We identified the study populations that were entered into the National Trauma Data Bank (NTDB version 7.1). This NTDB version contained data from over 900 United States trauma centers. There were over 2.7 million patient records from the years 2002 to 2006 that were entered into the NTDB. The NTDB contains patient data compiled from medical records before, during, and after admission. This information is submitted to the American College of Surgeons for quality control and maintenance.
The NTDB reports all injuries by using the International Classification of Diseases, 9th Revision, Clinical Modification (ICD-9-CM) diagnostic codes. The data was imported and merged into a single dataset from the 13 NTDB files using SAS version 9.2 (SAS Institute, Cary, NC). Abbreviated Injury Scale (AIS) scores for lower extremities were linked to a pelvic fracture code (see later). Linking to the pelvic fracture code ensured that AIS values were recorded for only pelvic injuries.
The initial NTDB population consisted of over 2.7 million entries. For the purpose of this study, all burn or penetrating injuries were excluded reducing the group to1.7 million patients. If a patient's multiple ICD-9 DCODE (diagnosis codes) entries contained at least one of the following codes, the patient was considered to have a pelvic fracture: 808.2, 808.3, 808.4, 808.41, 808.42, 808.43, 808.49, 808.5, 808.51, 808.52, 808.53, 808.59, 808.8, and 808.9. Acetabular fractures were excluded from the study. If the ICD-9 codes were 808.2, 808.41, 808.42, 808.43, 808.49, or 808.8, the pelvic fractures were closed pubis, ilium, ischium, multiple, other, or unspecified, respectively. If the ICD-9 codes were 808.3, 808.51, 808.52, 808.53, 808.59, or 808.9, the pelvic fractures were open pubis, ilium, ischium, multiple, other, or unspecified, respectively. Those entries without a pelvic fracture were removed, giving a total of 54,459 patients with pelvic fractures.
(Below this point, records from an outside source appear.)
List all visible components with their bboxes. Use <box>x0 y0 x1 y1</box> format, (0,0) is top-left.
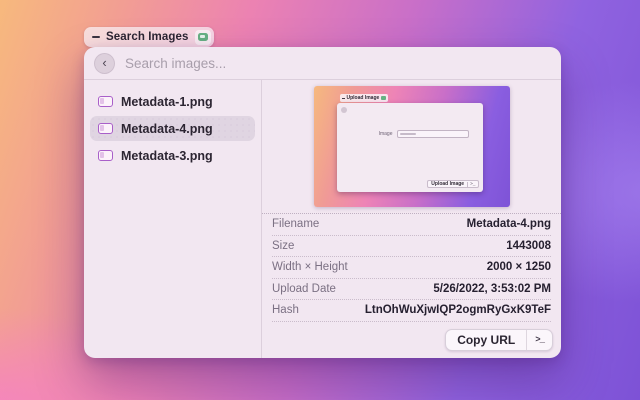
preview-input-text <box>400 133 416 135</box>
hint-chip-label: Search Images <box>106 31 189 43</box>
action-footer: Copy URL >_ <box>262 322 561 359</box>
back-button-icon <box>341 107 347 113</box>
file-list: Metadata-1.png Metadata-4.png Metadata-3… <box>84 80 262 358</box>
meta-value: LtnOhWuXjwIQP2ogmRyGxK9TeF <box>365 304 551 316</box>
list-item-selected[interactable]: Metadata-4.png <box>90 116 255 141</box>
copy-url-combo-button: Copy URL >_ <box>445 329 553 351</box>
meta-value: Metadata-4.png <box>467 218 551 230</box>
terminal-icon: >_ <box>467 182 477 187</box>
meta-label: Width × Height <box>272 261 348 273</box>
meta-label: Upload Date <box>272 283 336 295</box>
image-icon <box>98 150 113 161</box>
preview-submit-label: Upload Image <box>428 181 467 187</box>
table-row: Hash LtnOhWuXjwIQP2ogmRyGxK9TeF <box>272 300 551 322</box>
extension-icon-box[interactable] <box>195 30 211 45</box>
detail-pane: Upload Image Image Upload Image <box>262 80 561 358</box>
preview-form: Image <box>337 130 483 138</box>
preview-form-label: Image <box>337 131 393 137</box>
meta-label: Size <box>272 240 294 252</box>
preview-mini-window: Image Upload Image >_ <box>337 103 483 192</box>
meta-label: Filename <box>272 218 319 230</box>
meta-label: Hash <box>272 304 299 316</box>
dash-icon <box>342 98 345 99</box>
dash-icon <box>92 36 100 38</box>
actions-menu-button[interactable]: >_ <box>527 329 552 351</box>
extension-icon <box>381 96 386 100</box>
preview-area: Upload Image Image Upload Image <box>262 80 561 213</box>
image-icon <box>98 123 113 134</box>
table-row: Filename Metadata-4.png <box>272 214 551 236</box>
list-item[interactable]: Metadata-3.png <box>90 143 255 168</box>
table-row: Size 1443008 <box>272 236 551 258</box>
image-icon <box>98 96 113 107</box>
list-item[interactable]: Metadata-1.png <box>90 89 255 114</box>
meta-value: 2000 × 1250 <box>487 261 551 273</box>
table-row: Width × Height 2000 × 1250 <box>272 257 551 279</box>
preview-actions: Upload Image >_ <box>427 180 478 188</box>
window-body: Metadata-1.png Metadata-4.png Metadata-3… <box>84 80 561 358</box>
search-bar: ‹ <box>84 47 561 80</box>
extension-icon <box>198 33 208 41</box>
meta-value: 5/26/2022, 3:53:02 PM <box>433 283 551 295</box>
preview-input <box>397 130 469 138</box>
app-window: ‹ Metadata-1.png Metadata-4.png Metadata… <box>84 47 561 358</box>
preview-chip-label: Upload Image <box>347 95 380 101</box>
list-item-label: Metadata-3.png <box>121 149 213 163</box>
meta-value: 1443008 <box>506 240 551 252</box>
list-item-label: Metadata-1.png <box>121 95 213 109</box>
preview-hint-chip: Upload Image <box>340 94 389 102</box>
image-preview: Upload Image Image Upload Image <box>314 86 510 207</box>
list-item-label: Metadata-4.png <box>121 122 213 136</box>
search-input[interactable] <box>125 56 551 71</box>
metadata-table: Filename Metadata-4.png Size 1443008 Wid… <box>262 213 561 322</box>
copy-url-button[interactable]: Copy URL <box>446 329 526 351</box>
back-button[interactable]: ‹ <box>94 53 115 74</box>
table-row: Upload Date 5/26/2022, 3:53:02 PM <box>272 279 551 301</box>
hint-chip[interactable]: Search Images <box>84 27 214 47</box>
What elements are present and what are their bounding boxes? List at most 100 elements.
In order to analyze the elderly population and compare it to the adult population, children aged 17 years and younger were excluded yielding a study population of 45,081 patients. This final study population was subdivided into octogenarian, defined as all patients older than 79 years, elderly, defined as ages 65 to 79 years old, and adults, defined to be ages 18 to 64 years old. This subdivision was performed because of many previous studies that evaluated strength, performance, and outcomes in groups younger or older than 80 years old [10
The main outcomes of interest were mortality and severe complication. A severe complication was defined as having renal failure, acute respiratory distress syndrome (ARDS), or a pulmonary embolism recorded in the NTDB. Analysis of prehospital risk factors was considered to determine the association with the main outcome variables of mortality and severe complications. These risk factors included sex, race, age, arrival in shock (systolic blood pressure less than 90
mmHg), head injury (a positive head computed tomography), injury severity score (ISS), and mechanism of injury.
2.1. Statistical Analysis
All statistical analyses were conducted using SAS. Descriptive statistics were performed on the entire study population. To determine associations between risk factors and the main outcomes of interest, bivariate analysis was conducted between the main end points and each pre-hospital risk factor. Continuous covariates were dichotomized. Risk factors that were not already dichotomous were transformed into two mutually exclusive categories. For example, ISS became greater than or equal to 16 and less than 16. For this assessment, open fractures and unknown mechanisms of injury were excluded, yielding a study group of 31,475.
A subpopulation of severe pelvic injuries was also created to determine if any octogenarian subgroup has better outcomes. For this population, an AIS of less than 3 and all patients with lower extremity fractures besides pelvic fractures were excluded. This created a study subgroup of 3,101 patients with isolated severe pelvic fractures.
For both the main study population and the subgroup of severe pelvic injury, prehospital risk factors were determined to be significant using the Mantel-Haenszel test. This method produced crude odds ratios and 95% confidence intervals, and those variables of significance were included for multivariate analysis. Mechanism of injury was not included in the final multivariate analysis due to the inconsistency and unreliability of the data.
Logistic regression analyses including those variables deemed to be of significance were performed to determine the association between the prehospital risk factors and the two main outcomes (death and severe complication). In order to assess the importance of age and outcome after sustaining a pelvic fracture, each model included a specific age group (octogenarian or elderly) as compared to adults as referent. The Hosmer-Lemeshow goodness-of-fit test was performed on each model to determine whether or not the observed event rates matched the expectant event rates. The P value must be greater than 0.05 to indicate a good fit.